# Wade fishing bolivar



## Dallas157 (Aug 3, 2013)

A guy told me about a sunken barge he waded around bolivar. I dont think he's talking about the Selma since he says he drive through Winnie to get there. Any idea where he's talking about??? Thanks in advance


----------



## Dallas157 (Aug 3, 2013)

I think it's called the pig pin. Just looking for a little help if anyone can point me the right way


----------



## Realvestor (Nov 19, 2009)

There used to be some old barges on the left side of the ferry landing in Bolivar. You can get to them from Frenchman's Rd. I used to wade there long ago. Good luck!


----------



## habanerojooz (Dec 4, 2006)

Realvestor said:


> There used to be some old barges on the left side of the ferry landing in Bolivar. You can get to them from Frenchman's Rd. I used to wade there long ago. Good luck!


^^This.

I used to wade them during flounder season many many years ago. Back then, I used to climb up and walk the barge and fish around the edges. I went back there last year and noticed that time and weather have rusted them down to virtually nothing.

Sent from my iPhone using Tapatalk


----------



## Yort69 (Jan 31, 2011)

........


----------



## Ripin' Lips (Jul 3, 2012)

barges are on the right side of the ferry landing, not the left. If you are going by boat then the barges would be on the left. If going by car its on the right.


----------



## habanerojooz (Dec 4, 2006)

Ripin' Lips said:


> barges are on the right side of the ferry landing, not the left.
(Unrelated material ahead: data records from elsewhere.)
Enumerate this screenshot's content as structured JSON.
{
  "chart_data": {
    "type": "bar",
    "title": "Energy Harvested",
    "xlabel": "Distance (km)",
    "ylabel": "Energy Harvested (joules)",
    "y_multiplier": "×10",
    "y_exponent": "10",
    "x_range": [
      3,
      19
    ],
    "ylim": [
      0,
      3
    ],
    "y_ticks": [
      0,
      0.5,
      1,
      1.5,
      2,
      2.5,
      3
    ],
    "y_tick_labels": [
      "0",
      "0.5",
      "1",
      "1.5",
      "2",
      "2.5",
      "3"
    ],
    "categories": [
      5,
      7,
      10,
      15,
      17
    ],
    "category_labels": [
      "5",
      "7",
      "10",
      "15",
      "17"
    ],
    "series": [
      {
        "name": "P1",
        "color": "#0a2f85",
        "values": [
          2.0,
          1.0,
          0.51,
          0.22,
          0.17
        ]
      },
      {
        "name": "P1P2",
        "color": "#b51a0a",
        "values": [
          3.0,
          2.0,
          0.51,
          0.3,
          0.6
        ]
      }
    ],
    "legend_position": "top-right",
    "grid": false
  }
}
If you are going by boat then the barges would be on the left. If going by car its on the right.


If taking the ferry from Galveston to Bolivar, the old sunken barge that I was speaking of is accessed via Frenchtown Road, which is the first left after getting off the ferry.


----------



## Ripin' Lips (Jul 3, 2012)

habanerojooz said:


> If taking the ferry from Galveston to Bolivar, the old sunken barge that I was speaking of is accessed via Frenchtown Road, which is the first left after getting off the ferry.


OP spoke of going thru Winnie which is why I commented on the barges being on the right side. You are correct, if coming from ferry then its a left.


----------



## POCsaltdog (Nov 26, 2014)

The only thing left is just a frame. You can look on google maps pro and clearly see it off the point. There's ample parking and this spot looks like it would get pretty crowded on the weekend.


----------